When he did come around, it was only to say things like “Sorry to interrupt, Benny, but did you happen to put that ad together for me yesterday?”
“Got it right here, Joe,” trumpeted Benny, with a sly wink in our direction as he handed over Roland’s handiwork.
Joe’s sudden presence was the dissolving agent, and we picked our individual bodies up and returned to our desks, heavy and yawning. Morning was officially upon us.
Why was it so terrifying, almost like death, one morning of a hundred, to walk back to your own office and pass alone through its doorway? Why was the dread so suffocating? Most days, no problem. Work to be done. A pastry. Storm clouds out the window that looked, in their menace, sublime. But one out of a hundred mornings it was impossible to breathe. Our coffee tasted poisonous. The sight of our familiar chairs oppressed us. The invariable light was deadening.

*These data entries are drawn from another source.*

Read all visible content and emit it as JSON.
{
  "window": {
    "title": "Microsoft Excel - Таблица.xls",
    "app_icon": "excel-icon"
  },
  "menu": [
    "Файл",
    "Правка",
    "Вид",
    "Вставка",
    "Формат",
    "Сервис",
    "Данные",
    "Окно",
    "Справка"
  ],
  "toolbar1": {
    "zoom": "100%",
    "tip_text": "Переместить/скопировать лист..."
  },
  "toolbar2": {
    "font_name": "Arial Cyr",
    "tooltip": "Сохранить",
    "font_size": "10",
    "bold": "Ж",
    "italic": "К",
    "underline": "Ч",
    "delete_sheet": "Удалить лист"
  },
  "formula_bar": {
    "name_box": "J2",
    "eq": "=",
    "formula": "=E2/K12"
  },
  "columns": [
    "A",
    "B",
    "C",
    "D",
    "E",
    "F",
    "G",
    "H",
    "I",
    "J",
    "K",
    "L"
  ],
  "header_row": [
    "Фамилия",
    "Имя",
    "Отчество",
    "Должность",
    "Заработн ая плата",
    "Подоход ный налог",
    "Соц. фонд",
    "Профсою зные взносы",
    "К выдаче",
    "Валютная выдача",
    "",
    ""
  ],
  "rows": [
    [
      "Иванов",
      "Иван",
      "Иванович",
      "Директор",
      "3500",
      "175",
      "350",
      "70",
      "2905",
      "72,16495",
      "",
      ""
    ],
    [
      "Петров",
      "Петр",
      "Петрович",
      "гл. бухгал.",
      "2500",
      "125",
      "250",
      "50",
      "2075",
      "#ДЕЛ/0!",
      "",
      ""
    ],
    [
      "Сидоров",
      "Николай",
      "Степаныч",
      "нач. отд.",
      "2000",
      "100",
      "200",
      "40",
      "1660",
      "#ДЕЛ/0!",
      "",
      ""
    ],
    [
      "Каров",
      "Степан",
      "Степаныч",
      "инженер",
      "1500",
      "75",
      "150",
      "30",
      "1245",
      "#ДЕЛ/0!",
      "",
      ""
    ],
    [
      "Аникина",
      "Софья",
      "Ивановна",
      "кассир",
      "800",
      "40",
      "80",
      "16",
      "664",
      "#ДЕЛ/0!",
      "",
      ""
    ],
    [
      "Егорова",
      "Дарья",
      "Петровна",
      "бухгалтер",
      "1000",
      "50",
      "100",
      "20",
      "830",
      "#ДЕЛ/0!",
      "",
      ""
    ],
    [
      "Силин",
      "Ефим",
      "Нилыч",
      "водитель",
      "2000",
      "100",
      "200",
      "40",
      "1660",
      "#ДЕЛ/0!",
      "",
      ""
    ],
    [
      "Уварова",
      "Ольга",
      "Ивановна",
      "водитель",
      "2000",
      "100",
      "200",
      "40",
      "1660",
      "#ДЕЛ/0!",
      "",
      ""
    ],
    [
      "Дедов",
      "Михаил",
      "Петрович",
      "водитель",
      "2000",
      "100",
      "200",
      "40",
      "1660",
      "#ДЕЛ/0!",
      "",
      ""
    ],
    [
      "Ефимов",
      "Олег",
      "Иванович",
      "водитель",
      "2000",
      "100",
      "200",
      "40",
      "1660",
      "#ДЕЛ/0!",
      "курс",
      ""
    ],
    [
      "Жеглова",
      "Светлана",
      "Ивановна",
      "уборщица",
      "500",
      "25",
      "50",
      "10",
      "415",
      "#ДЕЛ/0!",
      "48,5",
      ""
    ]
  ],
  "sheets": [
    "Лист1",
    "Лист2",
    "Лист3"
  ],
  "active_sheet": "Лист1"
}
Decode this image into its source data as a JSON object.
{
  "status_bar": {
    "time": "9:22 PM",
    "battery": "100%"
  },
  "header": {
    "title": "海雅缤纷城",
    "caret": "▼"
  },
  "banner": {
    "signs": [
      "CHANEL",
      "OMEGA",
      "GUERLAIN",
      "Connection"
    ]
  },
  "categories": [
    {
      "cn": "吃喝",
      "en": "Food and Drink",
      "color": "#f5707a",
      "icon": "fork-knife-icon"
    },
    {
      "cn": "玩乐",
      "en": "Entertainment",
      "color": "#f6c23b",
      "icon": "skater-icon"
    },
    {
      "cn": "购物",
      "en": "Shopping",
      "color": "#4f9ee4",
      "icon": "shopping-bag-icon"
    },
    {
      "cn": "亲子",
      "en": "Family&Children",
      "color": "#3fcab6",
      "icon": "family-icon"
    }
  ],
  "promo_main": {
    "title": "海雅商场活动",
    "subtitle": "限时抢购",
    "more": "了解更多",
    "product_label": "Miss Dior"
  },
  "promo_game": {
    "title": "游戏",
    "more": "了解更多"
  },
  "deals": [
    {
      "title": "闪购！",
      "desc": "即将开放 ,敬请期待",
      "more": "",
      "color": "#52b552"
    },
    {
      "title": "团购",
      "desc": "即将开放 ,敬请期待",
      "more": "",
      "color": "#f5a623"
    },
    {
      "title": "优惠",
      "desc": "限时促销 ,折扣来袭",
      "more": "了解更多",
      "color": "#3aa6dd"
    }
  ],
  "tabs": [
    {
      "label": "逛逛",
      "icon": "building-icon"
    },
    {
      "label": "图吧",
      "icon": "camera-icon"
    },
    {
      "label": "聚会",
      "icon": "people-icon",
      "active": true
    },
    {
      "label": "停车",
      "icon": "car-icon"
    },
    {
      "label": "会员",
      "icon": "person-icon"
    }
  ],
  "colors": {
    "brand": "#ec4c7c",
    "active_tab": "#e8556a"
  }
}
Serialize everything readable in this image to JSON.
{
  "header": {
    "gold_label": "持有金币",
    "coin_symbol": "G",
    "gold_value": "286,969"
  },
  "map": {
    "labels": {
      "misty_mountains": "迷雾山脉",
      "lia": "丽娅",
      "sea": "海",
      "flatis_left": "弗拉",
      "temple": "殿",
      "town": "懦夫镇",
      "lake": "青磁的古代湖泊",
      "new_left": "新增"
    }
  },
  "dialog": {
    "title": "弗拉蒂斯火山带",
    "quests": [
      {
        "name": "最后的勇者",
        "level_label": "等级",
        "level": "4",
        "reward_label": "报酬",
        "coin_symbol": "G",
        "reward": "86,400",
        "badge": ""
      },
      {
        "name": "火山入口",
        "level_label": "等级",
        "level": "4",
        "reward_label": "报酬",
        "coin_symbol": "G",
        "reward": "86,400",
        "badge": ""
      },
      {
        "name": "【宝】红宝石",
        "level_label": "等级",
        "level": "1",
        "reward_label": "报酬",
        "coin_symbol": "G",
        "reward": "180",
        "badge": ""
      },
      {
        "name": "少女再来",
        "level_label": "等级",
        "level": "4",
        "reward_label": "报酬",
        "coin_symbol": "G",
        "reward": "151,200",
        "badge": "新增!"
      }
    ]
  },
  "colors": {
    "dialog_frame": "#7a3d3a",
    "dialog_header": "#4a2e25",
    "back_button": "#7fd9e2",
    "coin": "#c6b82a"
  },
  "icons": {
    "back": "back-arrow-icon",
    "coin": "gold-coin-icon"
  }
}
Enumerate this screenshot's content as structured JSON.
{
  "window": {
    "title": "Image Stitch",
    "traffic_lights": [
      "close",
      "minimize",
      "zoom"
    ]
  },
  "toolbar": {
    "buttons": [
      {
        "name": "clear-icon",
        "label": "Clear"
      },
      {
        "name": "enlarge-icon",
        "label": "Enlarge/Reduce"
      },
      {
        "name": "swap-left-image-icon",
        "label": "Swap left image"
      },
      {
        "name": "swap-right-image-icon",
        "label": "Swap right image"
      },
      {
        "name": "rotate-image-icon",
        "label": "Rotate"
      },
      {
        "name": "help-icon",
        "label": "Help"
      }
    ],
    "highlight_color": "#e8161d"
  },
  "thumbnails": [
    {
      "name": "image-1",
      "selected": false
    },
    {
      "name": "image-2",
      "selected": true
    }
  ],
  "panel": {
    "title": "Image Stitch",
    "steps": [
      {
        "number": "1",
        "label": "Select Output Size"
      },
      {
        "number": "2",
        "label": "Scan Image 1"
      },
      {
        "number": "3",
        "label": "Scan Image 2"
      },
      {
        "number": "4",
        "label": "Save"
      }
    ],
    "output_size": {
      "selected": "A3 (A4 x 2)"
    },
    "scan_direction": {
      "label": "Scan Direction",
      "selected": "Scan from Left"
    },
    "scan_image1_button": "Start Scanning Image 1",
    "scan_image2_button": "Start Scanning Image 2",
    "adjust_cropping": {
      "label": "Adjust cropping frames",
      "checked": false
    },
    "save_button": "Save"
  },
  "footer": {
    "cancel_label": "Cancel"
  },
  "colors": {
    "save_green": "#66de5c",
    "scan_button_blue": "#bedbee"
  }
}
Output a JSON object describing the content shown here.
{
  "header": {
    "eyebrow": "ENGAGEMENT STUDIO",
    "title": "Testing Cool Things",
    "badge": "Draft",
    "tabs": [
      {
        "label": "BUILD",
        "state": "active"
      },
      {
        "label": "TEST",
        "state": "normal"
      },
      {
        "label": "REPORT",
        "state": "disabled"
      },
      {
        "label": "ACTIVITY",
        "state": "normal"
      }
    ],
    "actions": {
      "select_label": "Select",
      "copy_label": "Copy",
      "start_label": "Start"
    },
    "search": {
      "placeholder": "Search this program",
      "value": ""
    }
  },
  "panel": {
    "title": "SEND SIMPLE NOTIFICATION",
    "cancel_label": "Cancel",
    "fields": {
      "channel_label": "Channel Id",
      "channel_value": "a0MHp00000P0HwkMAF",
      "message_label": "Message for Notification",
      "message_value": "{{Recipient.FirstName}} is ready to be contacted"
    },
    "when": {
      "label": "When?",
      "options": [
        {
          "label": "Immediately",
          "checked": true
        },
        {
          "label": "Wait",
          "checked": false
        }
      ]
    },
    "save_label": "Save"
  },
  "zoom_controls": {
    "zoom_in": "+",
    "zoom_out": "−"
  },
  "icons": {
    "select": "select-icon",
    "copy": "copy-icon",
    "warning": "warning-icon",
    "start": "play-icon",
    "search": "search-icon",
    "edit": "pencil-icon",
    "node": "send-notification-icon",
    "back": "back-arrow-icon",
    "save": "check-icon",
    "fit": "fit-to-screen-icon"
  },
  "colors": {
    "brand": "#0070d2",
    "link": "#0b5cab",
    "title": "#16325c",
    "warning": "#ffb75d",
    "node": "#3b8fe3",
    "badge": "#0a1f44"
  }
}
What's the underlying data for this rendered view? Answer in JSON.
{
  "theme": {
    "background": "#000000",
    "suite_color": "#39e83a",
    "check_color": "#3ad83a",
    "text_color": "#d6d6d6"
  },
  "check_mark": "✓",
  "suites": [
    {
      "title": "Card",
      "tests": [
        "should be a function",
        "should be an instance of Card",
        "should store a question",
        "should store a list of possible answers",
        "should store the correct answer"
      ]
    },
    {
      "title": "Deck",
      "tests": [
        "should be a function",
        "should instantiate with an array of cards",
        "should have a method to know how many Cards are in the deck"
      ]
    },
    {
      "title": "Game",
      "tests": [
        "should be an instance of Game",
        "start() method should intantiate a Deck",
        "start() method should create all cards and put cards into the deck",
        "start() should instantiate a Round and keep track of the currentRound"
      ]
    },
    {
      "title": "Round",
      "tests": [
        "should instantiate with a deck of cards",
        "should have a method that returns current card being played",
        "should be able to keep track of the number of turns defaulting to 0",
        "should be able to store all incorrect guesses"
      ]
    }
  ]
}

We fought with depression. One thing or another in our lives hadn’t worked out, and for a long period of time we struggled to overcome it. We took showers sitting down and couldn’t get out of bed on weekends. Finally we consulted HR about the details of seeing a specialist, and the specialist prescribed medication. Marcia Dwyer was on Prozac. Jim Jackers was on Zoloft and something else. Dozens of others took pills all day long, which we struggled to identify, there were so many of them, in so many different colors and sizes. Janine Gorjanc was on a cocktail of several meds, including lithium. After Jessica’s death, Janine and her husband, Frank, divorced. We understood divorce to be a common repercussion of the death of a child. There was no bitterness between them, just a parting of ways. Now they each lived alone with their memories. Pictures of Frank with Jessica also hung in Janine’s office, and, to be honest, it was almost as moving to see pictures of him as it was to see all the ones of the lost girl. Frank with Jessica on his knee, Frank caught in an apron with hot mitts on his hands during some holiday — that man was as gone from the world as Jessica was. The woolly sideburns were gone and the thick black glasses were gone and he no longer had a wife or child. Spend two minutes in Janine’s office looking over those pictures and contemplating the destinies of the happy people involved, and you too would reach for one of the prescription containers scattered about the place.